Analysts believe that the OPEC+ will not be able to resist the move this time, especially when the next meeting of the cartel is just  a couple of days away.

On one hand, the relation between Saudi Arabia and the US is at an all-time-low at present and it is highly unlikely that the Kingdom would take any measure to widen the gap even further at the expense of its own security.

On the other hand, the US will release some of its vast Strategic Petroleum Reserves, if it does not see any progress on this front and its pleas fall on deaf ears of the major producers in the Middle East.

The US crude oil inventories, meanwhile, rose sharply eclipsing the predictions of rising demand: the API, American Petroleum Institute, said this week there was a build of 4.127 million barrels in the US crude inventories, when the forecast was a loss of 2.33 million barrels.

The multiple concerns about the state of Chinese economy, meanwhile, tower above the other factors by a wide margin as far as the crude oil markets are concerned.

At present, crude oil markets are baffled by the conflicting signals that come from China: on one hand, China, in line with the developed world, is pledging to cut down on its use of coal for energy generation; on the other hand, faced with power shortages in certain regions, it appears to be gearing up to import oil, gas and of course, coal at ‘all cost’.

If the worrying developments in China, the world’s second largest economy, are not addressed in time, it will spread like wild fire in the South East Asia much faster than policy makers anticipate; the markets in the region are already jittery over inevitable supply-chain issues.

Unfortunately, if remedial collective measures are not taken in time, it will not just be limited to the region in question. It will spill over to the rest of the world in no time.

The shortage of computer chips and its impact on global manufacturing, especially in the car productions,  is a classic case in point.

It is true that China is coming down hard on certain sectors in order to curb what it sees as the wanton excesses of the capitalism - under the slogan of ‘common prosperity’.

President Xi, who hails from rural China – and then gradually rose to the top position – must have seen the damage to the society on his watch in general, in the absence of certain ‘brakes’; time and again, he highlighted the corruption of certain officials and some sections of China’s vast economy.

In short, President Xi must have felt that the exponential growth of the Chinese economy at the expense of its rural communities is neither sustainable nor socially cohesive that could, in the end, result in an alarming internal migration in search of prosperity.

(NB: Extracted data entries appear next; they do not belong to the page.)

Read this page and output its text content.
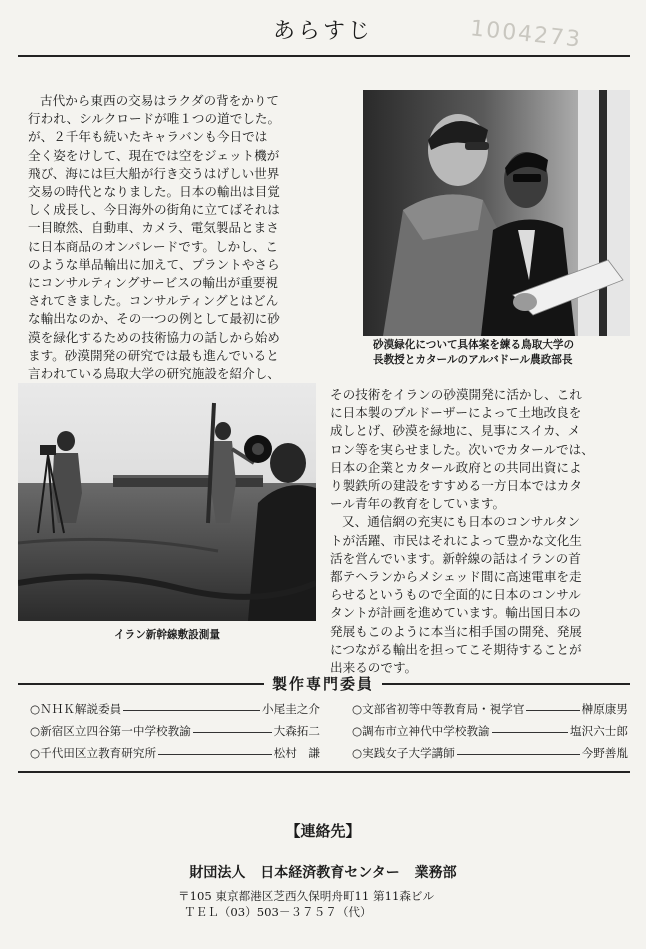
あらすじ	1004273

古代から東西の交易はラクダの背をかりて
行われ、シルクロードが唯１つの道でした。
が、２千年も続いたキャラバンも今日では
全く姿をけして、現在では空をジェット機が
飛び、海には巨大船が行き交うはげしい世界
交易の時代となりました。日本の輸出は目覚
しく成長し、今日海外の街角に立てばそれは
一目瞭然、自動車、カメラ、電気製品とまさ
に日本商品のオンパレードです。しかし、こ
のような単品輸出に加えて、プラントやさら
にコンサルティングサービスの輸出が重要視
されてきました。コンサルティングとはどん
な輸出なのか、その一つの例として最初に砂
漠を緑化するための技術協力の話しから始め
ます。砂漠開発の研究では最も進んでいると
言われている鳥取大学の研究施設を紹介し、

砂漠緑化について具体案を練る鳥取大学の
長教授とカタールのアルバドール農政部長
イラン新幹線敷設測量

その技術をイランの砂漠開発に活かし、これ
に日本製のブルドーザーによって土地改良を
成しとげ、砂漠を緑地に、見事にスイカ、メ
ロン等を実らせました。次いでカタールでは、
日本の企業とカタール政府との共同出資によ
り製鉄所の建設をすすめる一方日本ではカタ
ール青年の教育をしています。

又、通信網の充実にも日本のコンサルタン
トが活躍、市民はそれによって豊かな文化生
活を営んでいます。新幹線の話はイランの首
都テヘランからメシェッド間に高速電車を走
らせるというもので全面的に日本のコンサル
タントが計画を進めています。輸出国日本の
発展もこのように本当に相手国の開発、発展
につながる輸出を担ってこそ期待することが
出来るのです。

製作専門委員
○ＮＨＫ解説委員	小尾圭之介
○新宿区立四谷第一中学校教諭	大森拓二
○千代田区立教育研究所	松村　謙
○文部省初等中等教育局・視学官	榊原康男
○調布市立神代中学校教諭	塩沢六士郎
○実践女子大学講師	今野善胤
【連絡先】
財団法人 日本経済教育センター 業務部
〒105 東京都港区芝西久保明舟町11 第11森ビル
ＴＥＬ（03）503－３７５７（代）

The numbers speak for themselves: in 2010, China’s rural and urban population stood at 671 million and 669 million respectively. In 2020, according to the latest census, the same figures stood at 509 million and 901 million respectively – nearly doubled - showing the gravity of the challenge faced by China.

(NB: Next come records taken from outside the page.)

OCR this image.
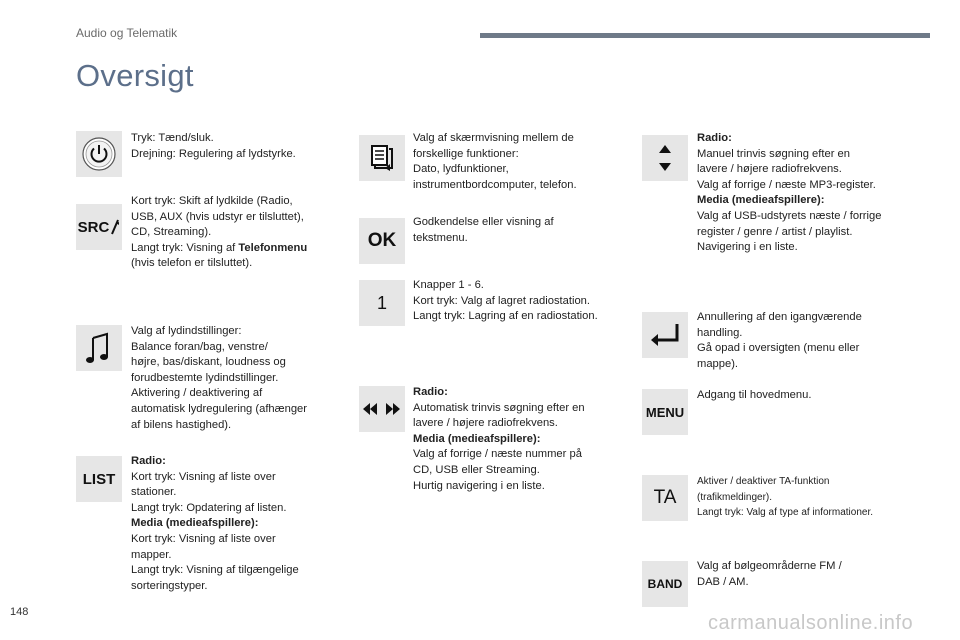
Audio og Telematik
Oversigt
Tryk: Tænd/sluk.
Drejning: Regulering af lydstyrke.
SRC
Kort tryk: Skift af lydkilde (Radio,
USB, AUX (hvis udstyr er tilsluttet),
CD, Streaming).
Langt tryk: Visning af Telefonmenu
(hvis telefon er tilsluttet).
Valg af lydindstillinger:
Balance foran/bag, venstre/
højre, bas/diskant, loudness og
forudbestemte lydindstillinger.
Aktivering / deaktivering af
automatisk lydregulering (afhænger
af bilens hastighed).
LIST
Radio:
Kort tryk: Visning af liste over
stationer.
Langt tryk: Opdatering af listen.
Media (medieafspillere):
Kort tryk: Visning af liste over
mapper.
Langt tryk: Visning af tilgængelige
sorteringstyper.
Valg af skærmvisning mellem de
forskellige funktioner:
Dato, lydfunktioner,
instrumentbordcomputer, telefon.
OK
Godkendelse eller visning af
tekstmenu.
1
Knapper 1 - 6.
Kort tryk: Valg af lagret radiostation.
Langt tryk: Lagring af en radiostation.
Radio:
Automatisk trinvis søgning efter en
lavere / højere radiofrekvens.
Media (medieafspillere):
Valg af forrige / næste nummer på
CD, USB eller Streaming.
Hurtig navigering i en liste.
Radio:
Manuel trinvis søgning efter en
lavere / højere radiofrekvens.
Valg af forrige / næste MP3-register.
Media (medieafspillere):
Valg af USB-udstyrets næste / forrige
register / genre / artist / playlist.
Navigering i en liste.
Annullering af den igangværende
handling.
Gå opad i oversigten (menu eller
mappe).
MENU
Adgang til hovedmenu.
TA
Aktiver / deaktiver TA-funktion
(trafikmeldinger).
Langt tryk: Valg af type af informationer.
BAND
Valg af bølgeområderne FM /
DAB / AM.
148	carmanualsonline.info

The migration that had been increasing over a decade must have given the impetus for over-zealous developers to embark upon gigantic projects to make apartments, disparagingly termed as ‘concrete jungles’, a significant number of which just lie vacant that in turn has now become the focus of the international financiers.

The financial woes of the troubled Evergrande, in this context, may be just the tip of a very large iceberg.

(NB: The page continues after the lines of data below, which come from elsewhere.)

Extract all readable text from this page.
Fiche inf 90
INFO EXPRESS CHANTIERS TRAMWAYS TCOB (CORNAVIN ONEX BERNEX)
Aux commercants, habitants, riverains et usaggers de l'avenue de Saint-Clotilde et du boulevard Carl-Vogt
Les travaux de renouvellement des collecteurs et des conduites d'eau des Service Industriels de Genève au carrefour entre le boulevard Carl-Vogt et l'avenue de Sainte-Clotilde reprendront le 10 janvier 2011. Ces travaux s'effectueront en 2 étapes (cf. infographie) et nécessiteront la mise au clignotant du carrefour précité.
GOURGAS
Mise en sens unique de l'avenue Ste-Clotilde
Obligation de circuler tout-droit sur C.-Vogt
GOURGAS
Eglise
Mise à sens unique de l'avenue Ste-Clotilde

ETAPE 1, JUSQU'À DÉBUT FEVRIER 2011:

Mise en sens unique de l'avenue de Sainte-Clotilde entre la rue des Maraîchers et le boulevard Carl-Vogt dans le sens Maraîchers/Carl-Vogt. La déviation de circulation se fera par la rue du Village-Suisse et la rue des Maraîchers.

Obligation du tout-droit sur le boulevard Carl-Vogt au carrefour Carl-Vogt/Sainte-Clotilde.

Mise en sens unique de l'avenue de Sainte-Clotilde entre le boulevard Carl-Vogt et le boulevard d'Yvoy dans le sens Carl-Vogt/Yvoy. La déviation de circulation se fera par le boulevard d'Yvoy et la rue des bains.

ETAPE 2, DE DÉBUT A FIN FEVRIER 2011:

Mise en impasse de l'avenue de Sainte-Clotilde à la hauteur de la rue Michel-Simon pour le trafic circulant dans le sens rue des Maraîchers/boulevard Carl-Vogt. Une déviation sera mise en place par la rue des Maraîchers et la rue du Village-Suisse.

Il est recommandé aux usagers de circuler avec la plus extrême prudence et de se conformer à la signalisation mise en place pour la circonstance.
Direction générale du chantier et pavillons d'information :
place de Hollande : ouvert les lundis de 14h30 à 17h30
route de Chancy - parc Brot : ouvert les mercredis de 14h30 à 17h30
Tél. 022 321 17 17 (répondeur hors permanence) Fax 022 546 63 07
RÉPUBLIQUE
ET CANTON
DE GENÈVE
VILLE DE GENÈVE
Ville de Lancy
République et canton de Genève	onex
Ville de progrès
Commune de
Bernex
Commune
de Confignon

Analysts hope China will take the interests of its neighbours and the West much more seriously in order to tackle the serious internal issues, some of which are inextricable linked to the various external players; the coal issue involving Australia is a case in point.

Recently, President Xi made a call to President Biden and by coincidence the Chief Financial Officer of the mobile giant, Huawei, saw her freedom along with that of two Canadian citizens.

The quiet diplomacy that worked in this case, if extended,  has the potential to make similar changes in many other areas of global significance, if leaders look beyond their immediate political realms.